La position de Léo Réforme des rythmes éducatifs : au-delà des caricatures

© Photo Benjamin Géminel

En février 2013, la Fédération Léo Lagrange, comme beaucoup d’acteurs éducatifs, accueillait favorablement la réforme des rythmes éducatifs en cours d’installation. 6 semaines à peine après la rentrée des classes, les polémiques et déclarations, parfois outrancières, se multiplient. La Fédération Léo Lagrange réaffirme quant à elle son soutien à la politique engagée sur les rythmes éducatifs et ce pour des raisons essentielles.

Tout d’abord, en allégeant la journée de classe et en positionnant mieux les apprentissages fondamentaux, la Fédération Léo Lagrange est convaincue que cette réforme va permettre aux enfants les plus fragilisés de mieux réussir leur scolarité. Toutes les études démontrent depuis longtemps que le nombre d’heures d’enseignement journalier était bien trop important pour donner une chance à tous.

Ensuite, en faisant intervenir au sein de l’école les différents acteurs de la communauté éducative (parents, enseignants, animateurs), cette réforme va imposer de réels processus de « co-éducation ».

Elle pose ainsi les bases historiques d’un véritable partenariat entre l’ensemble des référents qui entourent l’enfant.

Enfin, l’instauration d’un temps d’activité périscolaire pour tous constitue une ouverture au monde, au sport et à la culture, ce dont la Fédération Léo Lagrange ne peut que se réjouir.

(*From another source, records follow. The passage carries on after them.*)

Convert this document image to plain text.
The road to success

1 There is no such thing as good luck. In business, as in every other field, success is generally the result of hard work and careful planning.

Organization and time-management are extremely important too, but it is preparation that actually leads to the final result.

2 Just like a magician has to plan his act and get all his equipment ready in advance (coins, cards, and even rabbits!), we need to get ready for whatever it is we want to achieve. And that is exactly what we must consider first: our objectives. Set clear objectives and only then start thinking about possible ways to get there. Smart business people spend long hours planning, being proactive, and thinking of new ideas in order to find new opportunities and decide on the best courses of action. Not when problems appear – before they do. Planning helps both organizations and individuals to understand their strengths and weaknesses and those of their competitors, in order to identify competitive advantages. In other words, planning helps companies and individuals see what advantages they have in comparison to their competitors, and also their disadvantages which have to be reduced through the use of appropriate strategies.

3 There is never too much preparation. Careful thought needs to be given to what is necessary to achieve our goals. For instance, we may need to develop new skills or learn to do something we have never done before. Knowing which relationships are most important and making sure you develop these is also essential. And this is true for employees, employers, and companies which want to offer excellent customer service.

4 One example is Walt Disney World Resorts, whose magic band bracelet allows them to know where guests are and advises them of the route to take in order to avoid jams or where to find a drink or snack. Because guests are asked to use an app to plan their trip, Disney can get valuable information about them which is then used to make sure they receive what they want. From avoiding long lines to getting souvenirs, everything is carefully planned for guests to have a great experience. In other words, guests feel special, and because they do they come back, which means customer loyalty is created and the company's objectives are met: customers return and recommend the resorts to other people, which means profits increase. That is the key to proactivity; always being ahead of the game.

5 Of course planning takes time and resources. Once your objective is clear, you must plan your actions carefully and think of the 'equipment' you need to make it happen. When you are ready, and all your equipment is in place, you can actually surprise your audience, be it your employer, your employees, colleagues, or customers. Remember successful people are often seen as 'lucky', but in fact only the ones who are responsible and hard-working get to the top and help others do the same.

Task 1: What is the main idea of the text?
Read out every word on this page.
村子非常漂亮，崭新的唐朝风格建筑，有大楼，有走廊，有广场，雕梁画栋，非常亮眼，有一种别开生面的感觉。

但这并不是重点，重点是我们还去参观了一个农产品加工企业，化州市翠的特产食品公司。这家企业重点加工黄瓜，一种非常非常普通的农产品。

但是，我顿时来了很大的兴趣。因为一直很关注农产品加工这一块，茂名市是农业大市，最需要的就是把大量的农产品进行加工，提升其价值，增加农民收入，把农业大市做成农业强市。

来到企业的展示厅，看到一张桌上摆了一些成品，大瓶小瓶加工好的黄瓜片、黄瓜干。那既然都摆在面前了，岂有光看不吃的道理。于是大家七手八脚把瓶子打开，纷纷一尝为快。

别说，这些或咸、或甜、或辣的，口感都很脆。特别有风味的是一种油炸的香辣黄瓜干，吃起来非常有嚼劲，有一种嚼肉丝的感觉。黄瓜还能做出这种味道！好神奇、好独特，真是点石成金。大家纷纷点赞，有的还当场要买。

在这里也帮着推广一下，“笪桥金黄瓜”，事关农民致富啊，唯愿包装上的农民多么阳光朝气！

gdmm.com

En tant que mouvement d’éducation populaire, partenaire de 170 collectivités locales dans la gestion de missions déléguées enfance (accueils de loisirs, accueils périscolaire, élaboration et suivi des politiques enfance), la Fédération Léo Lagrange sait combien les activités collectives de loisirs peuvent constituer un facteur de cohésion sociale et de construction personnelle.

Il ne s’agit pas là de nier les difficultés, de cacher de réelles inquiétudes, d’omettre les nécessaires adaptations (la Fédération a d’ailleurs elle-même identifié ces derniers mois certains points de vigilance quant au maintien de la qualité éducative des activités périscolaires et la reconnaissance de leur spécificité), mais du point de vue de l’enfant, nous restons convaincus que cette organisation nouvelle ne pourra qu’être favorable à son épanouissement.

La Fédération Léo Lagrange souhaite cependant réagir aux caricatures entendues çà et là, malheureusement trop facilement véhiculées sur celles et ceux qui, par cette réforme, participent davantage de l’acte éducatif. Avec 3900 salariés sur tout le territoire français dont 80% travaillant dans l’animation, notre association ne peut que s’insurger de la tendance actuelle à nier purement et simplement les apports de l’éducation non formelle dans le processus d’apprentissage.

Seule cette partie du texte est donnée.